John turned and kicked at a rock in the road, which failed to budge, embedded in the mud. “Fuckin’ hell,” he said. “I don’t want to have a barney. I’m knackered.”

“Right. Ritchie,” Paul said. “Come with us.”

He could’ve laughed: I’m gonna ask him, and then not a question at all. Paul’s head was back, his shoulders square; he’d made up his mind. Ritchie should have laughed, but that certainty nudged the world a little off its axis.

“You’re fuckin’ mad, you are,” he finally said. George’s lips parted but no sound came out. In the black depths of his eyes there was a stirring of life, something waking. “You’re askin’ me to abandon me post. You’re out of your heads,” Ritchie said, speaking to Paul, staring at George. 

“What is your post? Turnin’ your weapon on men from your own country. You’re not doin’ anything more to beat the Hun than we are.” John’s voice was bright with bitterness.

“Me post is—it’s me post!”

“You standin’ at this crossroads doesn’t matter. The war doesn’t matter. We haven’t won, we haven’t lost, we’ve done nothin’ at all over here but kill and grow poppies. Well, we’re not fuckin’ killers, we’re fuckin’ musicians and we’re goin’ to Switzerland and for some reason George thinks you ought to go with us so—come’ead.”

Ritchie stood thunderstruck. His training blared Sedition in his mind. But he thought back to Loos, felt the itch in his throat. Gassed. By his own side.

He looked again at George’s face, and George looked back and this time he saw true recognition, and the alarm going off in his head grew fainter, more distant, and what was close and clear was the memory of George’s laughter. He took a deep breath. A step in the direction they were going was almost certainly a step toward death. But wasn’t that every step, over here?
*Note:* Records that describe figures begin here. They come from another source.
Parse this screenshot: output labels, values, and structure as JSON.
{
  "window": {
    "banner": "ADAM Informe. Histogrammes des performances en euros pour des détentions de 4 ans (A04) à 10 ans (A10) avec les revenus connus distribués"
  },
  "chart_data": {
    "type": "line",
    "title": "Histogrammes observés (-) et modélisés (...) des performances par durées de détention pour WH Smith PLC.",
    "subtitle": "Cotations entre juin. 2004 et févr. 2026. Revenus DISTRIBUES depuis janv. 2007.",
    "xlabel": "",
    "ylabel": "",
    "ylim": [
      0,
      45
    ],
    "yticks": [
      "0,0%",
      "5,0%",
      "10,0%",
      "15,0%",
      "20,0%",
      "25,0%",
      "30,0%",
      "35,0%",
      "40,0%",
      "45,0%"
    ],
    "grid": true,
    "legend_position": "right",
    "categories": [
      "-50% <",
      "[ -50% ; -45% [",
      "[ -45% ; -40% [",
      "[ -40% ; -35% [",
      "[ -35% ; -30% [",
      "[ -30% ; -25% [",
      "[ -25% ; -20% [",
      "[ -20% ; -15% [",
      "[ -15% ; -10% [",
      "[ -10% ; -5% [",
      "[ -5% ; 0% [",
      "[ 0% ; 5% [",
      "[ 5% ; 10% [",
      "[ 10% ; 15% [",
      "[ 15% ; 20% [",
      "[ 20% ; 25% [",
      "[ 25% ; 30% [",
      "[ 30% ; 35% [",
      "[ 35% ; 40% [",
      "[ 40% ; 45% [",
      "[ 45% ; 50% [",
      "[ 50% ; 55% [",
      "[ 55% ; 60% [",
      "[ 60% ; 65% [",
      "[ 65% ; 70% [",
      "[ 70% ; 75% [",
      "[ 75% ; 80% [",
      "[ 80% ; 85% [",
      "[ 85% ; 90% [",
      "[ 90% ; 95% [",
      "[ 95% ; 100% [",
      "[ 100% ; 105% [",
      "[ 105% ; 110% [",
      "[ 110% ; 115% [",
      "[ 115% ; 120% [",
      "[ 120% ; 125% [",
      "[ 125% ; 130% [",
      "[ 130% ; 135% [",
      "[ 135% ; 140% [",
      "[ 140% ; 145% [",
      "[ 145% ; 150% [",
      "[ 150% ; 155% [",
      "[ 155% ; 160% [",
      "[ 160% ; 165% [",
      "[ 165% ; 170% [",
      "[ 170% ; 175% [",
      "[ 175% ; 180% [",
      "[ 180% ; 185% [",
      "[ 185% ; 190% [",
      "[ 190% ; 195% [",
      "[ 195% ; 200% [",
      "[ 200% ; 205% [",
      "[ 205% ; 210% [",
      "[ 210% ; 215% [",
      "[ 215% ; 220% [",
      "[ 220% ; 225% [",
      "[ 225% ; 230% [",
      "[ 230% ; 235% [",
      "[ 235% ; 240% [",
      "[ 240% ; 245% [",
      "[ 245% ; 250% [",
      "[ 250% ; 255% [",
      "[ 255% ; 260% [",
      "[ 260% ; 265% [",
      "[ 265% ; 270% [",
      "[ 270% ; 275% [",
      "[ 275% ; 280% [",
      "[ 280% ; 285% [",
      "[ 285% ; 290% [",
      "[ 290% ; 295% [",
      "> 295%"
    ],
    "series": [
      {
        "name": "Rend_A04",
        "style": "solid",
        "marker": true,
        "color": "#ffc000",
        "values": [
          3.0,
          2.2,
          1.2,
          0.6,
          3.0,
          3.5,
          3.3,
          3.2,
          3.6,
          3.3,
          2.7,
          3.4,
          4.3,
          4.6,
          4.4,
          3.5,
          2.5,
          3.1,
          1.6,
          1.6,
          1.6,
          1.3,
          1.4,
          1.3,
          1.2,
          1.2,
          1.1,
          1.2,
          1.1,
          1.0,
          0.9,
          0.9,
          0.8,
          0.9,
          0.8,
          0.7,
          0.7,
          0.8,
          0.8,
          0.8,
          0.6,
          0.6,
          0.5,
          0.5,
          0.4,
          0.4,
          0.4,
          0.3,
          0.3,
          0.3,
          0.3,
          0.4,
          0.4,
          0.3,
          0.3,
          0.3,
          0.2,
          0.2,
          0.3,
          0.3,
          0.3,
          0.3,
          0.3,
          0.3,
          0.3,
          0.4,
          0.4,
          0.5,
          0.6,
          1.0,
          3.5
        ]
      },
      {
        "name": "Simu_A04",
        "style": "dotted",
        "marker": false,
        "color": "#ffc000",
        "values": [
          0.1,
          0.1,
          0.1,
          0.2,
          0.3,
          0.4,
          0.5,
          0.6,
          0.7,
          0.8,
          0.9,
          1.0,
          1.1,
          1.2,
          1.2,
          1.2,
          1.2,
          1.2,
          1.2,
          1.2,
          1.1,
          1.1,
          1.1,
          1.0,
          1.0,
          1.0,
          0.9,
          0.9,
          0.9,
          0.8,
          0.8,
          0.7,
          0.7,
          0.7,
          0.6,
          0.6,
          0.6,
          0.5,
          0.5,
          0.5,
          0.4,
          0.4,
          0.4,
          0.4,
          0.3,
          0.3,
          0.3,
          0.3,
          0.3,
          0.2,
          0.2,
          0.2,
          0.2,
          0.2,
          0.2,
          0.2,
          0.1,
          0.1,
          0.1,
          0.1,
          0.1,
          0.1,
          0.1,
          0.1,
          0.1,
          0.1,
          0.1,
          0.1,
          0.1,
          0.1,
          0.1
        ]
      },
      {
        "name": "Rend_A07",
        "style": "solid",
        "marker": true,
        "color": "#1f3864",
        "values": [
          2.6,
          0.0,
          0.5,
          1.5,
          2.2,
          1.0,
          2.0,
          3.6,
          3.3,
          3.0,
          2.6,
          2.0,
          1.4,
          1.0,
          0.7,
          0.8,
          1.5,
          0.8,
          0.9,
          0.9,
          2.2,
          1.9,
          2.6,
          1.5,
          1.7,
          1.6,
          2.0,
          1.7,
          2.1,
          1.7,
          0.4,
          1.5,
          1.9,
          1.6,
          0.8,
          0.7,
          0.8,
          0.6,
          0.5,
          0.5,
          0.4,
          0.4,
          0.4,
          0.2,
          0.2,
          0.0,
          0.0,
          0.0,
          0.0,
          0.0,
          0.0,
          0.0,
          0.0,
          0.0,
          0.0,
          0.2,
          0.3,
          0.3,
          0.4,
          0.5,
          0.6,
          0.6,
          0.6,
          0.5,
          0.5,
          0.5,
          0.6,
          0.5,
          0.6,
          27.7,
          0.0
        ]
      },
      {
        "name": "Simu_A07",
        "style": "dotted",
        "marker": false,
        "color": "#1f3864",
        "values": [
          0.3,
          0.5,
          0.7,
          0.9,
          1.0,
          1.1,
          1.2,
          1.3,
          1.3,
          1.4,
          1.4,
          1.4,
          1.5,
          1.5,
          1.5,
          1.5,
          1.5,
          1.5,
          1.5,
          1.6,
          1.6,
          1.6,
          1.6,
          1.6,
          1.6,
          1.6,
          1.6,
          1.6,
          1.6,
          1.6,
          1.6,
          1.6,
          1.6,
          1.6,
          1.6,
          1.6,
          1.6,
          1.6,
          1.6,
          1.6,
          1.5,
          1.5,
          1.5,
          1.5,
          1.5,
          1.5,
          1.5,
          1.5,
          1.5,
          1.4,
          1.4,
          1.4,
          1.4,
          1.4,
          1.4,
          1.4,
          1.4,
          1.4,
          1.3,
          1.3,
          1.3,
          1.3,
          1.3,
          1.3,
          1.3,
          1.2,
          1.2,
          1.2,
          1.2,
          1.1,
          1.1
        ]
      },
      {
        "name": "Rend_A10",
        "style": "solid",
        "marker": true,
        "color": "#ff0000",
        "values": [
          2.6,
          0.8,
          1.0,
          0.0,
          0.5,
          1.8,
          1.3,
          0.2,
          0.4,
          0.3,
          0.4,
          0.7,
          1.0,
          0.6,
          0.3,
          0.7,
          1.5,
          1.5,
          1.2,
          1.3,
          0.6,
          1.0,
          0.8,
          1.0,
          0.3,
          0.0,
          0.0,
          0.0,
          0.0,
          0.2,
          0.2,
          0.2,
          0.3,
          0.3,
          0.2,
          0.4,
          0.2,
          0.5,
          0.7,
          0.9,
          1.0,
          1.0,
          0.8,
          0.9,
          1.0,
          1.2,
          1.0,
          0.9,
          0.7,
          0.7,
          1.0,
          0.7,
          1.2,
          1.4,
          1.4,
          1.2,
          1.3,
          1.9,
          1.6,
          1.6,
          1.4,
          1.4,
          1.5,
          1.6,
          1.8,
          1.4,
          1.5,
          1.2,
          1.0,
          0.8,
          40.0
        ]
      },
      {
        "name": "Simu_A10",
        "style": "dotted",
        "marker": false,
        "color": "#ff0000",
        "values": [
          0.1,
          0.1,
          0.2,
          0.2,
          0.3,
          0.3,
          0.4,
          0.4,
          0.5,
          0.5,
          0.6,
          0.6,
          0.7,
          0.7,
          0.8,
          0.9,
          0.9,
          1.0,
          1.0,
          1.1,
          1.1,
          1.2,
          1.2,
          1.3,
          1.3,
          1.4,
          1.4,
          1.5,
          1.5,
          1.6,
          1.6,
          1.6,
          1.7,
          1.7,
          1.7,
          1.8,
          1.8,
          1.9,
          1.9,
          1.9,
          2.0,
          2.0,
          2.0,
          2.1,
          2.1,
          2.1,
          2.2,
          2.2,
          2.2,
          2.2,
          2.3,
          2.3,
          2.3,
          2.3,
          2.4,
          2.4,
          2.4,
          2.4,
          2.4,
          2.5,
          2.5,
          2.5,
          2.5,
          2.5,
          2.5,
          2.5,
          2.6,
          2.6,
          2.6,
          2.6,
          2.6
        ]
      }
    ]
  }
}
To die in front of a firing squad, stone drunk and blindfolded… There were worse ends he could come to. Drowned. Minced by a minenwerfer. Screaming his throat out in no-man’s-land. And if—it would take a miracle—if the miracle came—

Then he would be in Switzerland, and he might even hear George laugh again, someday. 

Forty or fifty paces down the road, he said to Paul, “How is it different?”

“Oh,” Paul said. “Well, John’s mum died, see, and he went roarin’ all over Merseyside, and when he sobered up he was holdin’ his enlistment papers. And then Stu joined up to look after him, and then me and George and Pete joined up because home was dead dull without John.”

John, walking in front, suddenly slowed his pace so that Paul and Ritchie came up even with him. He said, in a hard, cold, insistent voice, “Julia didn’t die. Your mum died. Mine was killed.”

“All right, John,” Paul said gently, and Ritchie had the sense that he’d said it a thousand times before, and would keep on saying it as long as he needed to. He felt himself an intruder on their history, and in a quiet loneliness he dropped back to where George was.

George turned, looking at Ritchie with those lightless eyes, and his mouth tensed just slightly and Ritchie was appreciative, understanding that it was as close to smiling as George could get.